Nel cervello dei topi obesi alcune cellule del sistema immunitario “rosicchiano” le connessioni tra i neuroni importanti per l’apprendimento e la memoria. L’assalto delle cellule immunitarie può essere evitato grazie all’uso di alcuni farmaci che potrebbero quindi risultare protettivi per il cervello.
L’obesità è una malattia determinata dalla mancanza di attività fisica e dall’assunzione di un numero eccessivo di calorie.
Per definire una persona obesa o meno è necessario calcolare il Body Mass Index (BMI): peso in chilogrammi diviso il quadrato dell’altezza in metri. Si parla di obesità quando questo valore supera i 30 kg/mq (BMI>30). Per esempio una persona di 110 kg di peso e un’altezza di 1,75 m ha un BMI di 110 kg/(1,75 m)^2= 36 kg/mq, dunque è ben oltre la semplice obesità.
L’obesità è implicata in molte patologie. E’ considerata un fattore di rischio per malattie cardiovascolari (infarto, ictus), diabete mellito di tipo 2, tumori, malattie croniche respiratorie (OSAS). Questo è dovuto in parte all’associazione tra obesità e ipercolesterolemia, ipertensione, iperglicemia e in parte all’infiammazione. Il tessuto grasso infatti è un tessuto ricco di cellule infiammatorie in grado di produrre delle molecole dette “citochine” che fungono da mediatori dell’infiammazione (sono responsabili dei vari quadri nell’organismo. E l’ultima scoperta pubblicata sul Journal of Neuroscience qualche giorno fa ha mostrato anche una correlazione tra obesità e danni a memoria e apprendimento.
L’esperimento
La scoperta è della neuroscienziata Elizabeth Gould dell’Università di Princeton e dei suoi colleghi. L’esperimento ha visto protagonista un gruppo di topolini bianchi che sono stati sottoposti ad una dieta ricca di grassi. Dopo 12 settimane di questo regime alimentare, i topolini hanno raggiunto un peso del 40% superiore rispetto ai topi sottoposti ad un regime alimentare “standard”. Il gruppo di topi obesi ha mostrato segni di diminuzione delle capacità intellettive. I topi obesi, rispetto a quelli in forma, sono risultati peggiori nella fuga dal labirinto e nel ricordare la localizzazione di un oggetto.
La scoperta
A livello microscopico i neuroni dei topi obesi mostrano meno dendriti a livello dell’ippocampo, una parte del cervello importante per quanto concerne la memoria. I dendriti sono delle strutture responsabili delle interazioni dei vari neuroni e quindi della capacità degli stessi di scambiarsi messaggi.

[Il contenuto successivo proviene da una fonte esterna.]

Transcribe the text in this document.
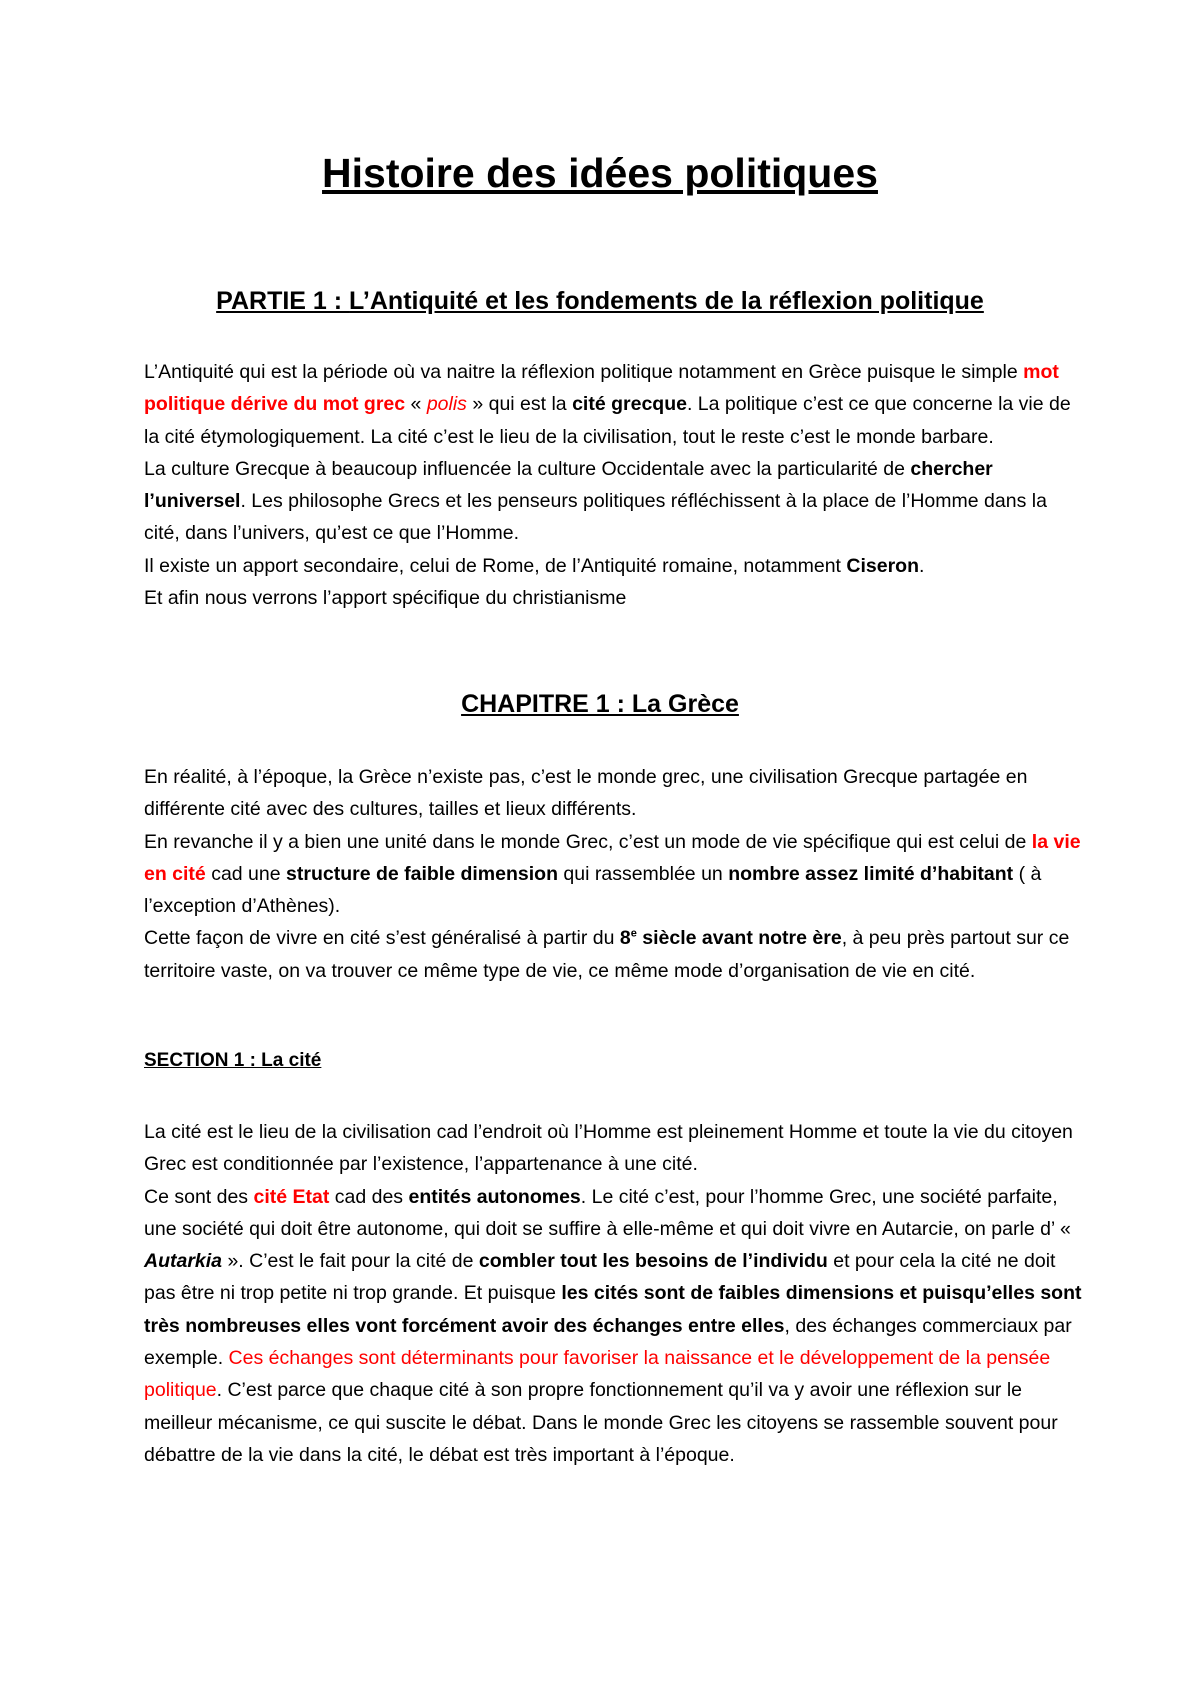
Histoire des idées politiques
PARTIE 1 : L’Antiquité et les fondements de la réflexion politique

L’Antiquité qui est la période où va naitre la réflexion politique notamment en Grèce puisque le simple mot politique dérive du mot grec « polis » qui est la cité grecque. La politique c’est ce que concerne la vie de la cité étymologiquement. La cité c’est le lieu de la civilisation, tout le reste c’est le monde barbare.
La culture Grecque à beaucoup influencée la culture Occidentale avec la particularité de chercher l’universel. Les philosophe Grecs et les penseurs politiques réfléchissent à la place de l’Homme dans la cité, dans l’univers, qu’est ce que l’Homme.
Il existe un apport secondaire, celui de Rome, de l’Antiquité romaine, notamment Ciseron.
Et afin nous verrons l’apport spécifique du christianisme

CHAPITRE 1 : La Grèce

En réalité, à l’époque, la Grèce n’existe pas, c’est le monde grec, une civilisation Grecque partagée en différente cité avec des cultures, tailles et lieux différents.
En revanche il y a bien une unité dans le monde Grec, c’est un mode de vie spécifique qui est celui de la vie en cité cad une structure de faible dimension qui rassemblée un nombre assez limité d’habitant ( à l’exception d’Athènes).
Cette façon de vivre en cité s’est généralisé à partir du 8e siècle avant notre ère, à peu près partout sur ce territoire vaste, on va trouver ce même type de vie, ce même mode d’organisation de vie en cité.

SECTION 1 : La cité

La cité est le lieu de la civilisation cad l’endroit où l’Homme est pleinement Homme et toute la vie du citoyen Grec est conditionnée par l’existence, l’appartenance à une cité.
Ce sont des cité Etat cad des entités autonomes. Le cité c’est, pour l’homme Grec, une société parfaite, une société qui doit être autonome, qui doit se suffire à elle-même et qui doit vivre en Autarcie, on parle d’ « Autarkia ». C’est le fait pour la cité de combler tout les besoins de l’individu et pour cela la cité ne doit pas être ni trop petite ni trop grande. Et puisque les cités sont de faibles dimensions et puisqu’elles sont très nombreuses elles vont forcément avoir des échanges entre elles, des échanges commerciaux par exemple. Ces échanges sont déterminants pour favoriser la naissance et le développement de la pensée politique. C’est parce que chaque cité à son propre fonctionnement qu’il va y avoir une réflexion sur le meilleur mécanisme, ce qui suscite le débat. Dans le monde Grec les citoyens se rassemble souvent pour débattre de la vie dans la cité, le débat est très important à l’époque.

Differenza nel numero dei dendriti in topo sano (sopra) e obeso (sotto)Fonte: Journal of Neuroscience
La distruzione dei dendriti sembra essere dovuta all’iperattivazione delle cellule della microglia, le quali formano il sistema immunitario del cervello. La loro attivazione potrebbe essere da imputarsi alle citochine prodotte dagli adipociti del tessuto grasso (dette infatti adipochine). Sono due i dati a supporto di questa ipotesi:
- rispetto ai topi normopeso, nei topi obesi è possibile trovare molte cellule della microglia attivate tra i radi dendriti;
- interferendo farmacologicamente con la microglia, i dendriti vengono “protetti” e le performance mnemoniche dei topi migliorano.

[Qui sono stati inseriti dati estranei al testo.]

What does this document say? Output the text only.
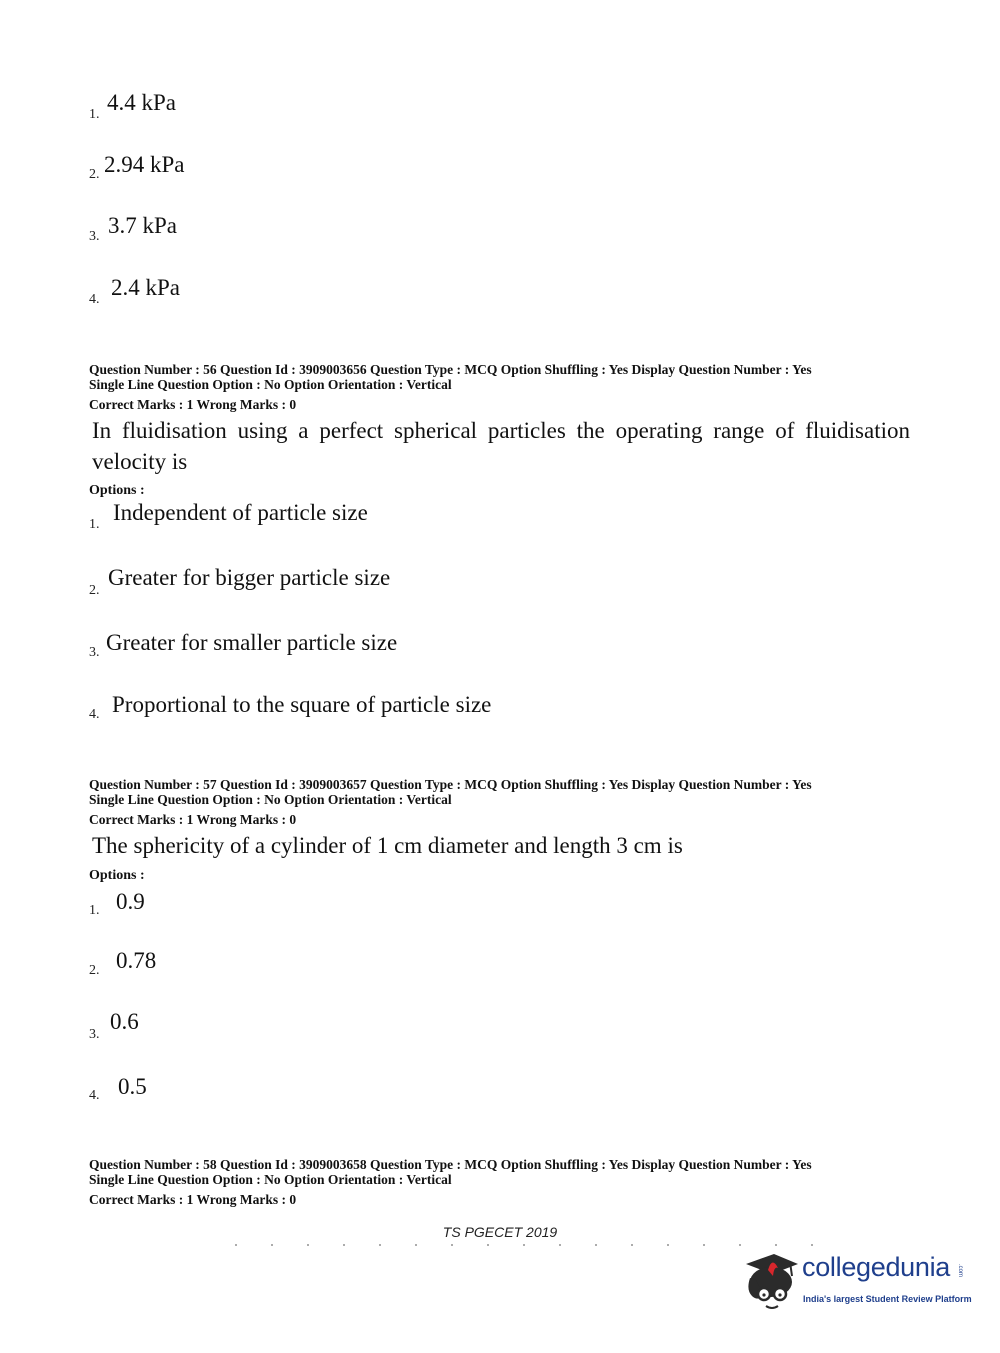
1. 4.4 kPa
2. 2.94 kPa
3. 3.7 kPa
4. 2.4 kPa
Question Number : 56 Question Id : 3909003656 Question Type : MCQ Option Shuffling : Yes Display Question Number : Yes
Single Line Question Option : No Option Orientation : Vertical
Correct Marks : 1 Wrong Marks : 0
In fluidisation using a perfect spherical particles the operating range of fluidisation velocity is
Options :
1. Independent of particle size
2.
Greater for bigger particle size
3. Greater for smaller particle size
4. Proportional to the square of particle size
Question Number : 57 Question Id : 3909003657 Question Type : MCQ Option Shuffling : Yes Display Question Number : Yes
Single Line Question Option : No Option Orientation : Vertical
Correct Marks : 1 Wrong Marks : 0
The sphericity of a cylinder of 1 cm diameter and length 3 cm is
Options :
1. 0.9
2. 0.78
3.
0.6
4. 0.5
Question Number : 58 Question Id : 3909003658 Question Type : MCQ Option Shuffling : Yes Display Question Number : Yes
Single Line Question Option : No Option Orientation : Vertical
Correct Marks : 1 Wrong Marks : 0
TS PGECET 2019
collegedunia .com
India's largest Student Review Platform
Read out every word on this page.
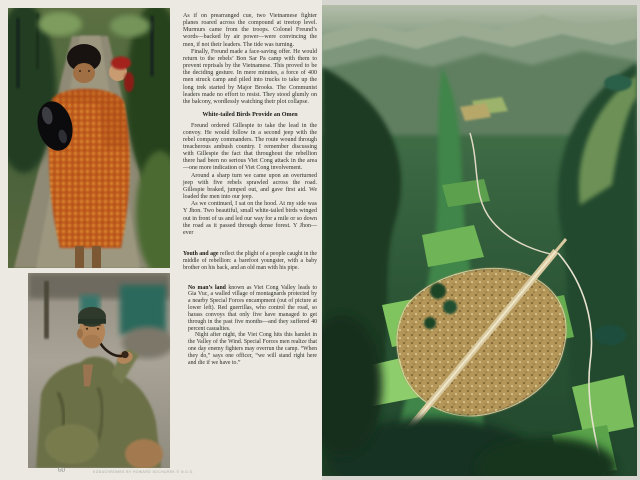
As if on prearranged cue, two Vietnamese fighter planes roared across the compound at treetop level. Murmurs came from the troops. Colonel Freund’s words—backed by air power—were convincing the men, if not their leaders. The tide was turning.

Finally, Freund made a face-saving offer. He would return to the rebels’ Bon Sar Pa camp with them to prevent reprisals by the Vietnamese. This proved to be the deciding gesture. In mere minutes, a force of 400 men struck camp and piled into trucks to take up the long trek started by Major Brooks. The Communist leaders made no effort to resist. They stood glumly on the balcony, wordlessly watching their plot collapse.

White-tailed Birds Provide an Omen

Freund ordered Gillespie to take the lead in the convoy. He would follow in a second jeep with the rebel company commanders. The route wound through treacherous ambush country. I remember discussing with Gillespie the fact that throughout the rebellion there had been no serious Viet Cong attack in the area—one more indication of Viet Cong involvement.

Around a sharp turn we came upon an overturned jeep with five rebels sprawled across the road. Gillespie braked, jumped out, and gave first aid. We loaded the men into our jeep.

As we continued, I sat on the hood. At my side was Y Jhon. Two beautiful, small white-tailed birds winged out in front of us and led our way for a mile or so down the road as it passed through dense forest. Y Jhon—ever

Youth and age reflect the plight of a people caught in the middle of rebellion: a barefoot youngster, with a baby brother on his back, and an old man with his pipe.

No man’s land known as Viet Cong Valley leads to Gia Vuc, a walled village of montagnards protected by a nearby Special Forces encampment (out of picture at lower left). Red guerrillas, who control the road, so harass convoys that only five have managed to get through in the past five months—and they suffered 40 percent casualties.

Night after night, the Viet Cong hits this hamlet in the Valley of the Wind. Special Forces men realize that one day enemy fighters may overrun the camp. “When they do,” says one officer, “we will stand right here and die if we have to.”

60	KODACHROMES BY HOWARD SOCHUREK © N.G.S.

L’obesità dunque potrebbe essere un “tassello mancante” utile a comprendere meglio patologie come la malattia di Alzheimer. Inoltre capire come bloccare l’iperattivazione della microglia potrebbe aprire la strada per molte terapie innovative.
Non ricordi dove hai messo le chiavi? Forse è meglio mettersi a dieta.